Consumers could even be able to sell access to their own data for research purposes without having to worry about it leaking across the Internet or showing up in unexpected hands.
The Enigma project, created by MIT grad student Guy Zyskind and blockchain entrepreneur Oz Nathan, with help from MIT Prof. Alex Pentland, could enable a marketplace where users can sell the rights to use encrypted data in bulk computations and statistics without giving raw access to the underlying data itself. The group says the project will launch a beta test in the near future.
“With guaranteed privacy, autonomous control and increased security, consumers will sell access to their data,” the creators suggest in the white paper. “For example, a pharmaceutical company looking for patients for clinical trials can scan genomic databases for candidates. The marketplace would eliminate tremendous amounts of friction, lower costs for customer acquisition and offer a new income stream for consumers.”
Through a cryptographic technique called secure multiparty computation, data can be split between different servers so no one machine can extract the underlying information, but the nodes can still work together to compute authorized functions on the data.
“Data is split between different nodes, and they compute functions together without leaking information to other nodes,” the team wrote in a white paper. “Specifically, no single party ever has access to data in its entirety; instead, every party has a meaningless (i.e., seemingly random) piece of it.”
Access to the data would be controlled by a blockchain–a shared ledger similar to the one that powers bitcoin and other cryptographic currencies. Users could effectively add to the chain cryptographically signed permission slips giving other users rights to access their stored data in particular ways.

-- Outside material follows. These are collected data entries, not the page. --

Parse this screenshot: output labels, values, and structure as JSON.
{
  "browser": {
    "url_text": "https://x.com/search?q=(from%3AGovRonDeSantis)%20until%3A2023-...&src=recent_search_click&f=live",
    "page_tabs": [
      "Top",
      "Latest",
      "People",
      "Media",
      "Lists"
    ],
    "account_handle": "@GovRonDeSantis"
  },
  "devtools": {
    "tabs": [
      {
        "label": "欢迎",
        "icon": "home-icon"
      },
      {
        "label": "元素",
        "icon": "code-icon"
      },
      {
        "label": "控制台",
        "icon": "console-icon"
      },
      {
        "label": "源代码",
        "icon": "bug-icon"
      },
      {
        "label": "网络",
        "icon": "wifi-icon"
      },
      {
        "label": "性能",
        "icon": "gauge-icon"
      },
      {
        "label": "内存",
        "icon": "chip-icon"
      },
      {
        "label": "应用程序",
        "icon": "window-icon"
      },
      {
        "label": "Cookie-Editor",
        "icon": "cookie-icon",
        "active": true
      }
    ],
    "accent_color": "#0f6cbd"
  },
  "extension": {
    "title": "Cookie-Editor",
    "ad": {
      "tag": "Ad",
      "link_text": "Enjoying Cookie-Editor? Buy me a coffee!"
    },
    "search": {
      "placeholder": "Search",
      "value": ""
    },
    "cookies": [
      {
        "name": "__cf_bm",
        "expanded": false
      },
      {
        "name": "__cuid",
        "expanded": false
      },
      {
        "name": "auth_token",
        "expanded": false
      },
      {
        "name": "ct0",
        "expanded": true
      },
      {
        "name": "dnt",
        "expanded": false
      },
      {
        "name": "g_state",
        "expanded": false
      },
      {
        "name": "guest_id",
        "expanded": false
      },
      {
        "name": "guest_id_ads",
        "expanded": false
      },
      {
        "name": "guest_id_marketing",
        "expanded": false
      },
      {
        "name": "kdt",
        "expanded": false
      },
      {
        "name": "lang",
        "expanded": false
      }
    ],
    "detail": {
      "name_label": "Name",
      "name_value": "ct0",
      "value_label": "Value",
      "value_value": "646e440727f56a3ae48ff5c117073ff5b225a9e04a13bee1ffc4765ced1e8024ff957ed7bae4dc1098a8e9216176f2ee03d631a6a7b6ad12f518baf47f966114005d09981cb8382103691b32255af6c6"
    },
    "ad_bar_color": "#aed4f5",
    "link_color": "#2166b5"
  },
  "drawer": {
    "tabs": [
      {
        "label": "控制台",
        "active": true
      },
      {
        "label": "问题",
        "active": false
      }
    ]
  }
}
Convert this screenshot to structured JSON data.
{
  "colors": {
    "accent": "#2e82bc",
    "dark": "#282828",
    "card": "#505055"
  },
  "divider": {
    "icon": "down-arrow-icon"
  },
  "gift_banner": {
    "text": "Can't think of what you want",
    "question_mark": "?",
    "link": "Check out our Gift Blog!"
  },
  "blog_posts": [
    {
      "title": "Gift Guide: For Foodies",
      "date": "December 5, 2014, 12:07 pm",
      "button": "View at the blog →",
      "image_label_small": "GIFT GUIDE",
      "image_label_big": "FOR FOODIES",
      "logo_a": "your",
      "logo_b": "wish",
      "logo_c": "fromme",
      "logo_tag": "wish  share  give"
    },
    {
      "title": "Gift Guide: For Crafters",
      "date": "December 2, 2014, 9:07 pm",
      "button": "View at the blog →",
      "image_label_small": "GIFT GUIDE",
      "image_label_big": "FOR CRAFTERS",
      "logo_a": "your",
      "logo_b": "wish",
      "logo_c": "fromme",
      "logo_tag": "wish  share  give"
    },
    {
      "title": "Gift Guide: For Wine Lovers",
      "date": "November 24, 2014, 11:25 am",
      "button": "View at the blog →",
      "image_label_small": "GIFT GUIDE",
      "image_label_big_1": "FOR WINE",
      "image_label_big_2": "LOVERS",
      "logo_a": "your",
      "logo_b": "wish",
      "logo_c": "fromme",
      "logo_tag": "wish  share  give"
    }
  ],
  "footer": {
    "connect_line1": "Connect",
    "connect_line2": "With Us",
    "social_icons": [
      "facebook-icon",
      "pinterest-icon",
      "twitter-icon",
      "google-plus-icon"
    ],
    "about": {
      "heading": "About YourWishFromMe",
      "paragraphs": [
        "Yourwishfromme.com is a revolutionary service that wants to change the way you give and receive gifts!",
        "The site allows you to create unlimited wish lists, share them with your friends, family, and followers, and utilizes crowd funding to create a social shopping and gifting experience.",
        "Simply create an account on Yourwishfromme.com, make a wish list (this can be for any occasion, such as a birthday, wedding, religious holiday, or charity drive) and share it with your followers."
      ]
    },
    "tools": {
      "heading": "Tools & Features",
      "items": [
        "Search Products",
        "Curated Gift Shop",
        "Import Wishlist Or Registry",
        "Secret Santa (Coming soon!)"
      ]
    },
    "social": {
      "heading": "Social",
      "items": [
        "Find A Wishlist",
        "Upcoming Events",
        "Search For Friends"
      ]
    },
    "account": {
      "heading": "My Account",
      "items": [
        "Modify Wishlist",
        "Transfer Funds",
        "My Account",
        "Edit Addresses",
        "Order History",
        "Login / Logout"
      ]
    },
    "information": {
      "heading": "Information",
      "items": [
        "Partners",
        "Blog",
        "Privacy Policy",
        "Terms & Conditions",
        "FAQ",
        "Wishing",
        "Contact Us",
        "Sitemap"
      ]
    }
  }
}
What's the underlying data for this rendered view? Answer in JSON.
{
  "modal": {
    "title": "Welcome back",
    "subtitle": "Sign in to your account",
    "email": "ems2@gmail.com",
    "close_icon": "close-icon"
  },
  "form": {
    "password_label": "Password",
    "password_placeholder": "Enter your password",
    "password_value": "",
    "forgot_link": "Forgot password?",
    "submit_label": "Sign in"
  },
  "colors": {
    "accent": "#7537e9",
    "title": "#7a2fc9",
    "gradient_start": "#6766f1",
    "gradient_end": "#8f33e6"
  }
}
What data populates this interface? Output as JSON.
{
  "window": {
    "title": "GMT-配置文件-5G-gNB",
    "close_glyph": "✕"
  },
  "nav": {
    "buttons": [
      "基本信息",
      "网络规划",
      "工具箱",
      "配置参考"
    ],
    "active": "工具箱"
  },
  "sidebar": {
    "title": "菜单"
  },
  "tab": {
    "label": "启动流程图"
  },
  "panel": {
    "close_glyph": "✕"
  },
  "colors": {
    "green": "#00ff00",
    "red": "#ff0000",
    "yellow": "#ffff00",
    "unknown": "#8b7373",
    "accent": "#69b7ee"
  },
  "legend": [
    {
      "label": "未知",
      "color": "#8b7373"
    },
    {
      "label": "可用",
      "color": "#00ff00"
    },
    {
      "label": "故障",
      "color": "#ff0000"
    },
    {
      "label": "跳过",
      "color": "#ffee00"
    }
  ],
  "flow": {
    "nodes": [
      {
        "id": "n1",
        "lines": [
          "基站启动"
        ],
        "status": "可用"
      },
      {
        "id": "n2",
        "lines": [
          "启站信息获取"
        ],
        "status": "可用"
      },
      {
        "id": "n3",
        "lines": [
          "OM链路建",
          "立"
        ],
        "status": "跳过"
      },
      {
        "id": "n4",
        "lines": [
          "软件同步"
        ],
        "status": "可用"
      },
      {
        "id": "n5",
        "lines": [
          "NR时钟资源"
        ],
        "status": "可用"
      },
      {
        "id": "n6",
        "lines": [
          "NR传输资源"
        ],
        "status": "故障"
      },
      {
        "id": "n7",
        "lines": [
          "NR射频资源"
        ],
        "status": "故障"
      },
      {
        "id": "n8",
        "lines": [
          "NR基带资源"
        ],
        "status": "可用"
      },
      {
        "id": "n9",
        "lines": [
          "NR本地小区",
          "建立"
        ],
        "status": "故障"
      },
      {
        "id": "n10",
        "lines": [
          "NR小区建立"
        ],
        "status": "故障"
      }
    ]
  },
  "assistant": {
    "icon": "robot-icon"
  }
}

Companies might also be able to use Enigma to store corporate data or information about consumer habits, using the permissions system to let employees or partners analyze the records in bulk without the risk of individual data points being leaked.
Even banks could specify loan underwriting rules in terms of computations to be executed by automated scripts on encrypted, user-provided data, so applicants would never actually have to share their financial details with another human, the team says.
“Users can take loans, deposit cryptocurrencies or buy investment products with the autonomous control of the blockchain, without publicly revealing their financial situation,” the Enigma creators write.